The reason the internal codename was 'Capybara' also tells you something about Anthropic's model naming philosophy. Claude models have historically come in three tiers: Haiku (smallest and fastest), Sonnet (mid-range), and Opus (largest and most powerful). Capybara — now officially Mythos — represents a new tier altogether, sitting above Opus in the same way that Opus sits above Sonnet. It is not just a new model. It is a new category of model.

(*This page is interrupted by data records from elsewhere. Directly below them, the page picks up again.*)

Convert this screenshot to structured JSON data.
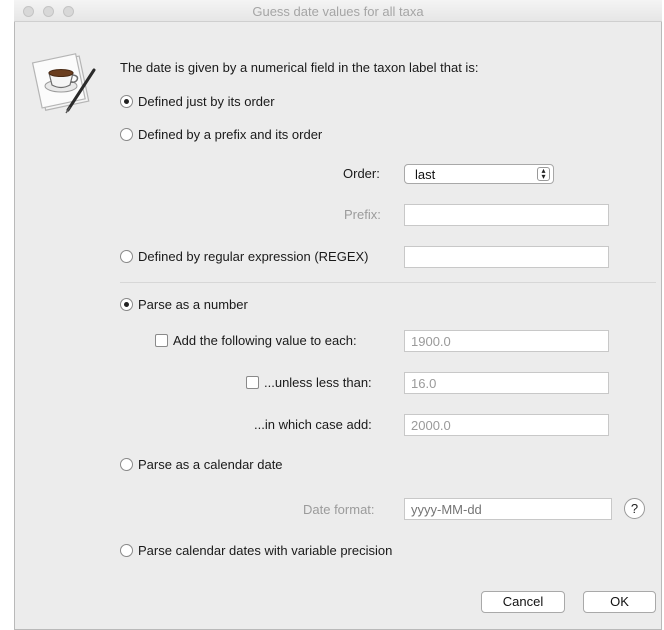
{
  "window": {
    "title": "Guess date values for all taxa"
  },
  "intro": "The date is given by a numerical field in the taxon label that is:",
  "options": {
    "by_order": {
      "label": "Defined just by its order",
      "selected": true
    },
    "by_prefix": {
      "label": "Defined by a prefix and its order",
      "selected": false
    },
    "by_regex": {
      "label": "Defined by regular expression (REGEX)",
      "selected": false,
      "value": ""
    }
  },
  "order": {
    "label": "Order:",
    "value": "last"
  },
  "prefix": {
    "label": "Prefix:",
    "value": ""
  },
  "parse": {
    "number": {
      "label": "Parse as a number",
      "selected": true
    },
    "add_value": {
      "label": "Add the following value to each:",
      "checked": false,
      "value": "1900.0"
    },
    "unless": {
      "label": "...unless less than:",
      "checked": false,
      "value": "16.0"
    },
    "case_add": {
      "label": "...in which case add:",
      "value": "2000.0"
    },
    "calendar": {
      "label": "Parse as a calendar date",
      "selected": false
    },
    "date_format": {
      "label": "Date format:",
      "placeholder": "yyyy-MM-dd"
    },
    "variable": {
      "label": "Parse calendar dates with variable precision",
      "selected": false
    }
  },
  "help": {
    "symbol": "?"
  },
  "buttons": {
    "cancel": "Cancel",
    "ok": "OK"
  },
  "icon": "coffee-cup-app-icon"
}
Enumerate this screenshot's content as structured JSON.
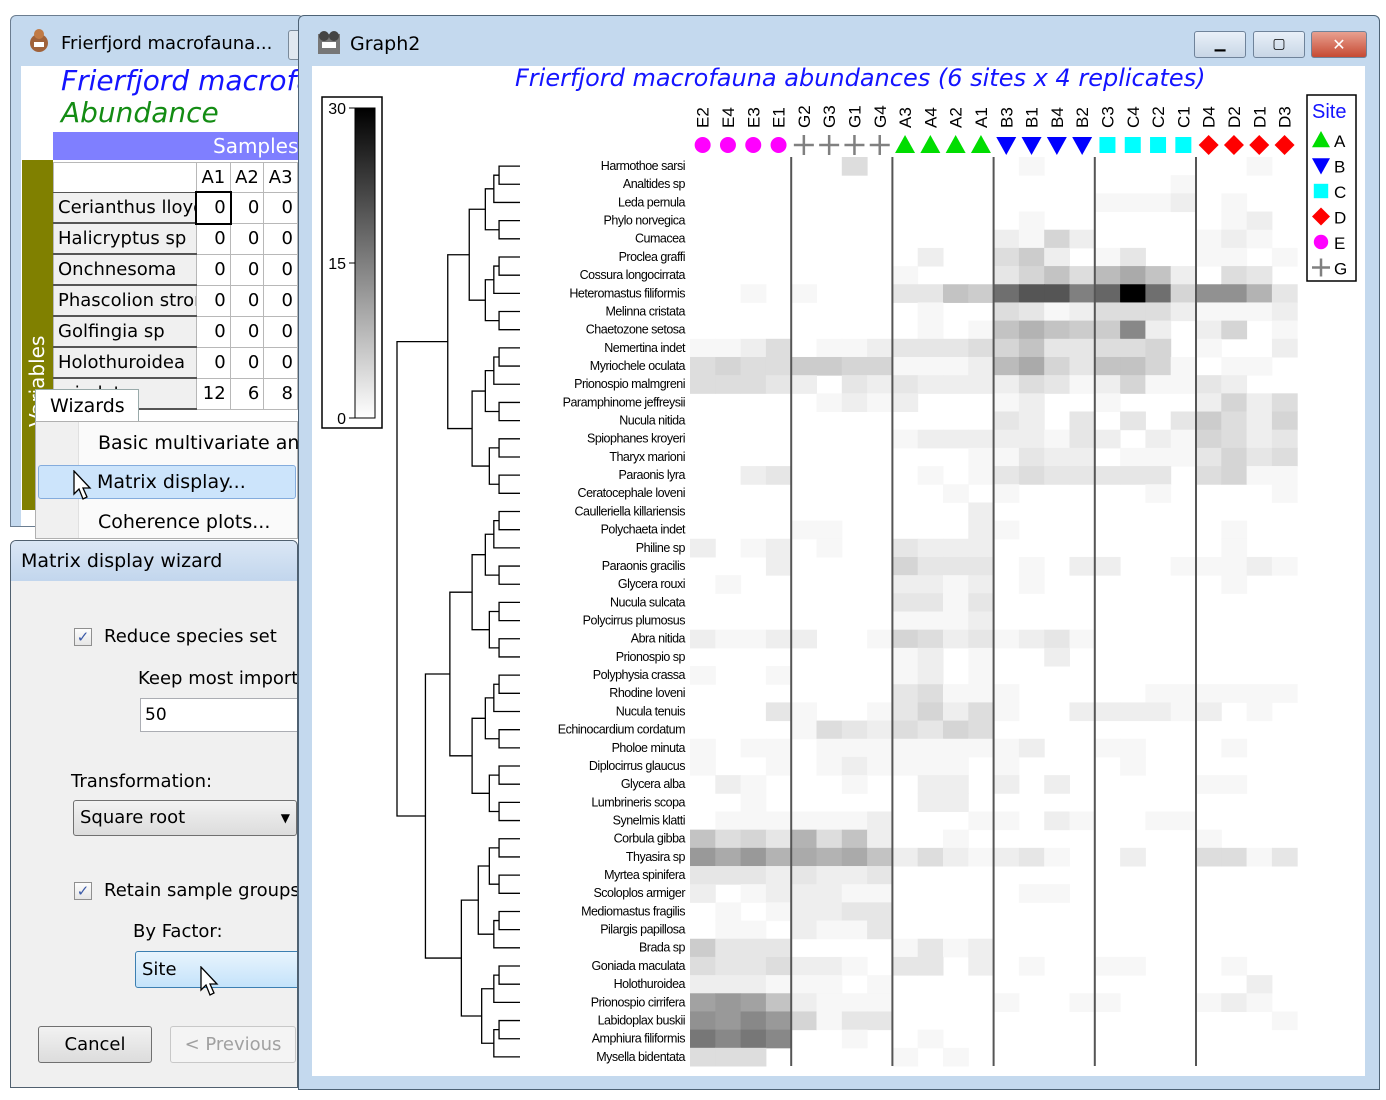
{
  "data_window": {
    "title": "Frierfjord macrofauna...",
    "sheet_title": "Frierfjord macrofauna",
    "sheet_subtitle": "Abundance",
    "samples_label": "Samples",
    "variables_label": "Variables",
    "columns": [
      "A1",
      "A2",
      "A3"
    ],
    "rows": [
      {
        "name": "Cerianthus lloydii",
        "values": [
          "0",
          "0",
          "0"
        ]
      },
      {
        "name": "Halicryptus sp",
        "values": [
          "0",
          "0",
          "0"
        ]
      },
      {
        "name": "Onchnesoma",
        "values": [
          "0",
          "0",
          "0"
        ]
      },
      {
        "name": "Phascolion strombi",
        "values": [
          "0",
          "0",
          "0"
        ]
      },
      {
        "name": "Golfingia sp",
        "values": [
          "0",
          "0",
          "0"
        ]
      },
      {
        "name": "Holothuroidea",
        "values": [
          "0",
          "0",
          "0"
        ]
      },
      {
        "name": "a indet",
        "values": [
          "12",
          "6",
          "8"
        ]
      }
    ],
    "menu_tab": "Wizards",
    "menu_items": [
      "Basic multivariate analysis",
      "Matrix display...",
      "Coherence plots..."
    ],
    "highlighted_item": "Matrix display..."
  },
  "wizard": {
    "title": "Matrix display wizard",
    "reduce_species_label": "Reduce species set",
    "reduce_species_checked": true,
    "keep_label": "Keep most important",
    "keep_value": "50",
    "transformation_label": "Transformation:",
    "transformation_value": "Square root",
    "retain_groups_label": "Retain sample groups",
    "retain_groups_checked": true,
    "factor_label": "By Factor:",
    "factor_value": "Site",
    "cancel_label": "Cancel",
    "previous_label": "< Previous"
  },
  "graph_window": {
    "title": "Graph2",
    "minimize": "minimize",
    "maximize": "maximize",
    "close": "✕"
  },
  "chart_data": {
    "type": "heatmap",
    "title": "Frierfjord macrofauna abundances (6 sites x 4 replicates)",
    "colorbar": {
      "min": 0,
      "max": 30,
      "ticks": [
        "30",
        "15",
        "0"
      ],
      "colormap": "white-to-black"
    },
    "samples": [
      "E2",
      "E4",
      "E3",
      "E1",
      "G2",
      "G3",
      "G1",
      "G4",
      "A3",
      "A4",
      "A2",
      "A1",
      "B3",
      "B1",
      "B4",
      "B2",
      "C3",
      "C4",
      "C2",
      "C1",
      "D4",
      "D2",
      "D1",
      "D3"
    ],
    "sample_groups": [
      "E",
      "E",
      "E",
      "E",
      "G",
      "G",
      "G",
      "G",
      "A",
      "A",
      "A",
      "A",
      "B",
      "B",
      "B",
      "B",
      "C",
      "C",
      "C",
      "C",
      "D",
      "D",
      "D",
      "D"
    ],
    "legend": {
      "title": "Site",
      "placement": "right",
      "entries": [
        {
          "label": "A",
          "symbol": "triangle-up",
          "color": "#00dd00"
        },
        {
          "label": "B",
          "symbol": "triangle-down",
          "color": "#0000ff"
        },
        {
          "label": "C",
          "symbol": "square",
          "color": "#00ffff"
        },
        {
          "label": "D",
          "symbol": "diamond",
          "color": "#ff0000"
        },
        {
          "label": "E",
          "symbol": "circle",
          "color": "#ff00ff"
        },
        {
          "label": "G",
          "symbol": "plus",
          "color": "#808080"
        }
      ]
    },
    "species": [
      "Harmothoe sarsi",
      "Analtides sp",
      "Leda pernula",
      "Phylo norvegica",
      "Cumacea",
      "Proclea graffi",
      "Cossura longocirrata",
      "Heteromastus filiformis",
      "Melinna cristata",
      "Chaetozone setosa",
      "Nemertina indet",
      "Myriochele oculata",
      "Prionospio malmgreni",
      "Paramphinome jeffreysii",
      "Nucula nitida",
      "Spiophanes kroyeri",
      "Tharyx marioni",
      "Paraonis lyra",
      "Ceratocephale loveni",
      "Caulleriella killariensis",
      "Polychaeta indet",
      "Philine sp",
      "Paraonis gracilis",
      "Glycera rouxi",
      "Nucula sulcata",
      "Polycirrus plumosus",
      "Abra nitida",
      "Prionospio sp",
      "Polyphysia crassa",
      "Rhodine loveni",
      "Nucula tenuis",
      "Echinocardium cordatum",
      "Pholoe minuta",
      "Diplocirrus glaucus",
      "Glycera alba",
      "Lumbrineris scopa",
      "Synelmis klatti",
      "Corbula gibba",
      "Thyasira sp",
      "Myrtea spinifera",
      "Scoloplos armiger",
      "Mediomastus fragilis",
      "Pilargis papillosa",
      "Brada sp",
      "Goniada maculata",
      "Holothuroidea",
      "Prionospio cirrifera",
      "Labidoplax buskii",
      "Amphiura filiformis",
      "Mysella bidentata"
    ],
    "values": [
      [
        0,
        0,
        0,
        0,
        0,
        0,
        4,
        0,
        0,
        0,
        0,
        0,
        0,
        1,
        0,
        0,
        0,
        0,
        0,
        0,
        0,
        0,
        1,
        0
      ],
      [
        0,
        0,
        0,
        0,
        0,
        0,
        0,
        0,
        0,
        0,
        0,
        0,
        0,
        0,
        0,
        0,
        0,
        0,
        0,
        1,
        0,
        0,
        0,
        0
      ],
      [
        0,
        0,
        0,
        0,
        0,
        0,
        0,
        0,
        0,
        0,
        0,
        0,
        0,
        0,
        0,
        0,
        1,
        1,
        1,
        2,
        0,
        1,
        0,
        0
      ],
      [
        0,
        0,
        0,
        0,
        0,
        0,
        0,
        0,
        0,
        0,
        0,
        0,
        0,
        1,
        0,
        0,
        0,
        0,
        0,
        0,
        0,
        1,
        2,
        0
      ],
      [
        0,
        0,
        0,
        0,
        0,
        0,
        0,
        0,
        0,
        0,
        0,
        0,
        2,
        1,
        5,
        2,
        0,
        0,
        0,
        0,
        1,
        2,
        1,
        0
      ],
      [
        0,
        0,
        0,
        0,
        0,
        0,
        0,
        0,
        0,
        2,
        0,
        0,
        4,
        6,
        2,
        0,
        1,
        3,
        0,
        0,
        1,
        1,
        0,
        1
      ],
      [
        0,
        0,
        0,
        0,
        0,
        0,
        0,
        0,
        1,
        0,
        0,
        0,
        3,
        5,
        7,
        4,
        8,
        10,
        7,
        2,
        0,
        4,
        3,
        0
      ],
      [
        0,
        0,
        1,
        0,
        1,
        0,
        0,
        0,
        3,
        3,
        7,
        6,
        17,
        20,
        20,
        15,
        18,
        30,
        17,
        5,
        13,
        13,
        9,
        3
      ],
      [
        0,
        0,
        0,
        0,
        0,
        0,
        0,
        0,
        0,
        1,
        0,
        0,
        4,
        3,
        1,
        2,
        4,
        4,
        4,
        2,
        1,
        1,
        1,
        2
      ],
      [
        0,
        0,
        0,
        0,
        0,
        0,
        0,
        0,
        0,
        1,
        0,
        1,
        7,
        9,
        7,
        6,
        6,
        14,
        2,
        0,
        2,
        5,
        0,
        1
      ],
      [
        1,
        1,
        2,
        4,
        0,
        1,
        1,
        2,
        3,
        3,
        3,
        4,
        5,
        7,
        3,
        3,
        4,
        4,
        5,
        0,
        1,
        0,
        0,
        2
      ],
      [
        4,
        5,
        4,
        4,
        6,
        6,
        5,
        5,
        1,
        1,
        1,
        2,
        8,
        10,
        5,
        3,
        7,
        7,
        5,
        1,
        0,
        1,
        1,
        0
      ],
      [
        4,
        4,
        4,
        3,
        2,
        0,
        3,
        2,
        3,
        2,
        2,
        2,
        2,
        4,
        3,
        1,
        2,
        5,
        1,
        1,
        3,
        2,
        0,
        0
      ],
      [
        0,
        0,
        0,
        0,
        0,
        1,
        2,
        1,
        2,
        0,
        0,
        0,
        1,
        2,
        0,
        0,
        1,
        0,
        0,
        0,
        2,
        5,
        2,
        4
      ],
      [
        0,
        0,
        0,
        0,
        0,
        0,
        0,
        0,
        0,
        0,
        0,
        0,
        3,
        2,
        0,
        3,
        0,
        3,
        0,
        3,
        6,
        4,
        2,
        5
      ],
      [
        0,
        0,
        0,
        0,
        0,
        0,
        0,
        0,
        1,
        2,
        2,
        2,
        2,
        2,
        1,
        3,
        2,
        0,
        2,
        1,
        5,
        4,
        2,
        3
      ],
      [
        0,
        0,
        0,
        0,
        0,
        0,
        0,
        0,
        0,
        0,
        0,
        1,
        1,
        3,
        2,
        2,
        0,
        1,
        1,
        1,
        3,
        5,
        3,
        4
      ],
      [
        0,
        0,
        2,
        3,
        0,
        0,
        0,
        0,
        0,
        1,
        0,
        1,
        3,
        4,
        3,
        3,
        3,
        3,
        3,
        0,
        4,
        5,
        1,
        1
      ],
      [
        0,
        0,
        0,
        0,
        0,
        0,
        0,
        0,
        0,
        0,
        1,
        0,
        1,
        0,
        0,
        0,
        0,
        0,
        1,
        0,
        0,
        0,
        0,
        1
      ],
      [
        0,
        0,
        0,
        0,
        0,
        0,
        0,
        0,
        0,
        0,
        0,
        2,
        0,
        0,
        0,
        0,
        0,
        0,
        0,
        0,
        0,
        0,
        0,
        0
      ],
      [
        0,
        0,
        0,
        0,
        1,
        1,
        0,
        0,
        0,
        0,
        0,
        2,
        1,
        0,
        0,
        0,
        0,
        0,
        0,
        0,
        0,
        1,
        0,
        0
      ],
      [
        2,
        0,
        1,
        2,
        0,
        1,
        0,
        0,
        3,
        2,
        2,
        2,
        0,
        0,
        0,
        0,
        0,
        0,
        0,
        0,
        0,
        1,
        0,
        0
      ],
      [
        0,
        0,
        0,
        2,
        0,
        0,
        0,
        0,
        5,
        3,
        3,
        3,
        0,
        1,
        0,
        2,
        2,
        0,
        0,
        1,
        1,
        1,
        2,
        1
      ],
      [
        0,
        1,
        0,
        0,
        0,
        0,
        0,
        0,
        2,
        2,
        1,
        2,
        0,
        1,
        0,
        0,
        0,
        0,
        0,
        0,
        0,
        1,
        0,
        0
      ],
      [
        0,
        0,
        0,
        0,
        0,
        0,
        0,
        0,
        3,
        3,
        1,
        3,
        0,
        0,
        0,
        0,
        0,
        0,
        0,
        0,
        0,
        0,
        0,
        0
      ],
      [
        0,
        0,
        0,
        0,
        0,
        0,
        0,
        0,
        1,
        1,
        1,
        2,
        0,
        0,
        0,
        0,
        0,
        0,
        0,
        0,
        0,
        0,
        0,
        0
      ],
      [
        2,
        1,
        1,
        2,
        2,
        0,
        0,
        1,
        5,
        4,
        2,
        3,
        1,
        2,
        3,
        1,
        0,
        0,
        0,
        0,
        0,
        0,
        0,
        0
      ],
      [
        0,
        0,
        0,
        0,
        0,
        0,
        0,
        0,
        1,
        2,
        0,
        1,
        0,
        0,
        2,
        0,
        0,
        0,
        0,
        0,
        0,
        0,
        0,
        0
      ],
      [
        1,
        0,
        0,
        1,
        0,
        0,
        0,
        0,
        1,
        2,
        0,
        1,
        0,
        0,
        0,
        0,
        0,
        0,
        0,
        0,
        0,
        0,
        0,
        0
      ],
      [
        0,
        0,
        0,
        0,
        0,
        0,
        0,
        0,
        3,
        4,
        1,
        1,
        1,
        0,
        0,
        0,
        0,
        0,
        1,
        1,
        1,
        1,
        1,
        1
      ],
      [
        0,
        0,
        0,
        3,
        1,
        0,
        0,
        1,
        3,
        5,
        2,
        4,
        1,
        0,
        0,
        2,
        2,
        2,
        2,
        1,
        2,
        0,
        1,
        0
      ],
      [
        0,
        0,
        0,
        0,
        1,
        4,
        3,
        2,
        4,
        3,
        5,
        4,
        0,
        0,
        0,
        0,
        0,
        0,
        0,
        0,
        0,
        0,
        0,
        0
      ],
      [
        1,
        0,
        1,
        1,
        0,
        1,
        1,
        1,
        1,
        1,
        1,
        1,
        1,
        2,
        0,
        0,
        1,
        1,
        0,
        0,
        0,
        1,
        0,
        0
      ],
      [
        1,
        0,
        0,
        1,
        0,
        1,
        2,
        1,
        1,
        1,
        1,
        0,
        1,
        0,
        0,
        0,
        0,
        1,
        0,
        0,
        0,
        0,
        0,
        0
      ],
      [
        0,
        2,
        1,
        0,
        0,
        0,
        1,
        0,
        0,
        2,
        2,
        0,
        2,
        0,
        2,
        0,
        0,
        0,
        0,
        0,
        1,
        1,
        0,
        0
      ],
      [
        0,
        0,
        1,
        0,
        0,
        0,
        0,
        0,
        0,
        2,
        2,
        0,
        0,
        0,
        0,
        0,
        0,
        0,
        0,
        0,
        0,
        0,
        0,
        0
      ],
      [
        0,
        1,
        1,
        1,
        1,
        1,
        1,
        2,
        0,
        0,
        0,
        1,
        1,
        0,
        2,
        1,
        0,
        0,
        1,
        1,
        0,
        0,
        0,
        0
      ],
      [
        7,
        4,
        5,
        3,
        9,
        4,
        7,
        2,
        0,
        0,
        1,
        0,
        0,
        0,
        0,
        0,
        0,
        0,
        0,
        0,
        1,
        0,
        0,
        0
      ],
      [
        12,
        10,
        12,
        9,
        10,
        9,
        10,
        7,
        2,
        4,
        2,
        1,
        2,
        3,
        1,
        0,
        0,
        2,
        0,
        0,
        4,
        4,
        1,
        3
      ],
      [
        3,
        3,
        3,
        2,
        3,
        2,
        2,
        3,
        0,
        0,
        0,
        0,
        0,
        0,
        0,
        0,
        0,
        0,
        0,
        0,
        0,
        0,
        0,
        0
      ],
      [
        2,
        0,
        1,
        2,
        2,
        2,
        1,
        1,
        0,
        0,
        0,
        0,
        0,
        1,
        1,
        0,
        0,
        0,
        0,
        0,
        0,
        0,
        0,
        0
      ],
      [
        0,
        1,
        0,
        1,
        2,
        2,
        3,
        3,
        0,
        0,
        0,
        0,
        0,
        0,
        0,
        0,
        0,
        0,
        0,
        0,
        0,
        0,
        0,
        0
      ],
      [
        0,
        1,
        1,
        0,
        2,
        1,
        1,
        3,
        0,
        0,
        0,
        0,
        0,
        0,
        0,
        0,
        0,
        0,
        0,
        0,
        0,
        0,
        0,
        0
      ],
      [
        6,
        3,
        3,
        3,
        0,
        0,
        0,
        0,
        1,
        3,
        1,
        2,
        0,
        0,
        0,
        0,
        0,
        0,
        0,
        0,
        0,
        0,
        0,
        0
      ],
      [
        4,
        3,
        3,
        4,
        2,
        2,
        1,
        0,
        3,
        3,
        0,
        2,
        0,
        1,
        0,
        0,
        1,
        1,
        0,
        0,
        0,
        1,
        0,
        0
      ],
      [
        2,
        2,
        2,
        1,
        1,
        1,
        0,
        1,
        0,
        0,
        0,
        0,
        0,
        0,
        0,
        0,
        0,
        0,
        0,
        0,
        0,
        0,
        2,
        0
      ],
      [
        11,
        12,
        11,
        7,
        2,
        1,
        1,
        1,
        0,
        0,
        0,
        0,
        1,
        0,
        0,
        1,
        1,
        0,
        0,
        0,
        1,
        2,
        1,
        0
      ],
      [
        13,
        12,
        14,
        12,
        5,
        1,
        3,
        3,
        0,
        0,
        0,
        0,
        0,
        0,
        0,
        0,
        0,
        0,
        0,
        0,
        0,
        0,
        0,
        1
      ],
      [
        16,
        14,
        16,
        14,
        0,
        0,
        1,
        0,
        0,
        1,
        0,
        0,
        0,
        0,
        0,
        0,
        0,
        0,
        0,
        0,
        0,
        0,
        0,
        0
      ],
      [
        4,
        4,
        4,
        0,
        0,
        0,
        0,
        0,
        1,
        0,
        1,
        0,
        0,
        0,
        0,
        0,
        0,
        0,
        0,
        0,
        0,
        0,
        0,
        0
      ]
    ]
  }
}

The Benchmarks: When 'Better' Becomes 'Different'
AI benchmark comparisons are usually incremental. A new model scores 2-3 percentage points better than the last, reviewers describe it as a meaningful improvement, and the cycle continues. Claude Mythos is not that story. The gaps between Mythos and every other publicly documented model — including Claude Opus 4.6, GPT-5.4, and Gemini 3.1 Pro — are large enough that researchers are calling this a genuine capability discontinuity. These are not marginal gains on synthetic tests. They are generational leaps on benchmarks specifically designed to challenge frontier AI models. All numbers below are sourced directly from Anthropic's official 244-page Claude Mythos Preview System Card, published April 7, 2026.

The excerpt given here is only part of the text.